Comme il existe des processus typiques du parasite, il existe des processus typiques de la levure (‘sporulation’ et ‘cell budding’). Néanmoins, très peu de produits de gènes de P.

falciparum sont associés aux catégories suivantes : ‘cell organization and biogenesis’, ‘cell

cycle’ ou ‘transcription factor’, par comparaison avec S. cerevisiae. Ces différences n’impliquent pas nécessairement qu’un plus faible nombre de gènes parasitaires soit impliqué dans ces processus, mais soulignent les domaines de la biologie du parasite où les connaissances sont encore limitées.

LA TRANSCRIPTION ET LA

REGULATION TRANSCRIPTIONNELLE

CHEZ LES EUCARYOTES

Chaque animal est constitué d’un ensemble d’unités vivantes qui portent chacune en soi toutes les caractéristiques de la vie. Rudolph Virchow (1858)

Les êtres vivants sont faits d’éléments si étroitement interdépendants que l’on ne juge bien de l’importance d’aucun d’eux sans tenir compte des autres. Harvey Lodish [238]

Ce que Rudolph Virchow a dit des animaux peut être appliqué à tout être vivant. En effet, tous les êtres vivants ont comme point commun d’être composé d’un élément de base : la cellule. La compréhension de la complexité d’une cellule passe par l’étude des nombreux éléments interdépendants qui la composent et nécessite de nombreuses disciplines de la biologie.

Dans la cellule se trouvent, entre autres, les gènes, c’est-à-dire les éléments qui déterminent non seulement la structure des protéines, mais aussi l’infrastructure cellulaire et orchestrent tout ce qui est nécessaire à la cohésion d’un organisme, qu’il soit uni- ou pluricellulaire. Dans ce chapitre sera abordé une des étapes de l’expression des gènes : la transcription et les mécanismes qui permettent de la moduler. Nous verrons que même si cette étape est une petite partie de la régulation de l’expression de gènes et de ce qui permet à une cellule de vivre, elle est extraordinairement complexe.

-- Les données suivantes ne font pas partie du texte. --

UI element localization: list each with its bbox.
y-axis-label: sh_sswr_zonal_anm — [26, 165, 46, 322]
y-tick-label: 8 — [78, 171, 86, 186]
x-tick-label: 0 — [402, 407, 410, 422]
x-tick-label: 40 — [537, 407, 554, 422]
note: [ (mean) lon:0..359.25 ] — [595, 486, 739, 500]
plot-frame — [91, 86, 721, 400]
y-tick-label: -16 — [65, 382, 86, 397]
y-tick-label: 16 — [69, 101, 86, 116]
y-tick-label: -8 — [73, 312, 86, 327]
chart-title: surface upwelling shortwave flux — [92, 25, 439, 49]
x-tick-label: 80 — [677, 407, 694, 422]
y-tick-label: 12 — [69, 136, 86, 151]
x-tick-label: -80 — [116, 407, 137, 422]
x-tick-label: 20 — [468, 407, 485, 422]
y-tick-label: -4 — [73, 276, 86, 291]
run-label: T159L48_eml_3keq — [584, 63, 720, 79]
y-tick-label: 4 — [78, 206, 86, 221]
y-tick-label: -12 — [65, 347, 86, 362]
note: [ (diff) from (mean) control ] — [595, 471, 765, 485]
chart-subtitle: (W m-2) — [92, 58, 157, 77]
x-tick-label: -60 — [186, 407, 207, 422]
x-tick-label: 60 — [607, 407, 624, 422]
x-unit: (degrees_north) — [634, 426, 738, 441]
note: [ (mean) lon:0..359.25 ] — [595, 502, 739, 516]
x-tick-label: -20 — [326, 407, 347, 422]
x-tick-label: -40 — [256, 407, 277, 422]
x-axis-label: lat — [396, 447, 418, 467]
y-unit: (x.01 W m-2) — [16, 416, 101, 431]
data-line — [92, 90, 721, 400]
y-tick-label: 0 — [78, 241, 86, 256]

I - Structure du matériel génétique chez les eucaryotes

L’existence d’un noyau vrai contenant l’ADN génomique en tant qu’organite délimité par une enveloppe membranaire est une caractéristique de la cellule eucaryote. C’est un organite permanent de la vie de la cellule dite « interphasique ». Pendant l’interphase s’effectuent dans le noyau :

- la transcription des messages codés dans l’ADN qui interviennent dans la prolifération et/ou la différenciation des cellules ainsi que dans leurs activités physiologiques,

- la préparation à la division cellulaire grâce à la réplication de l’ADN dans les cellules appelées à se diviser.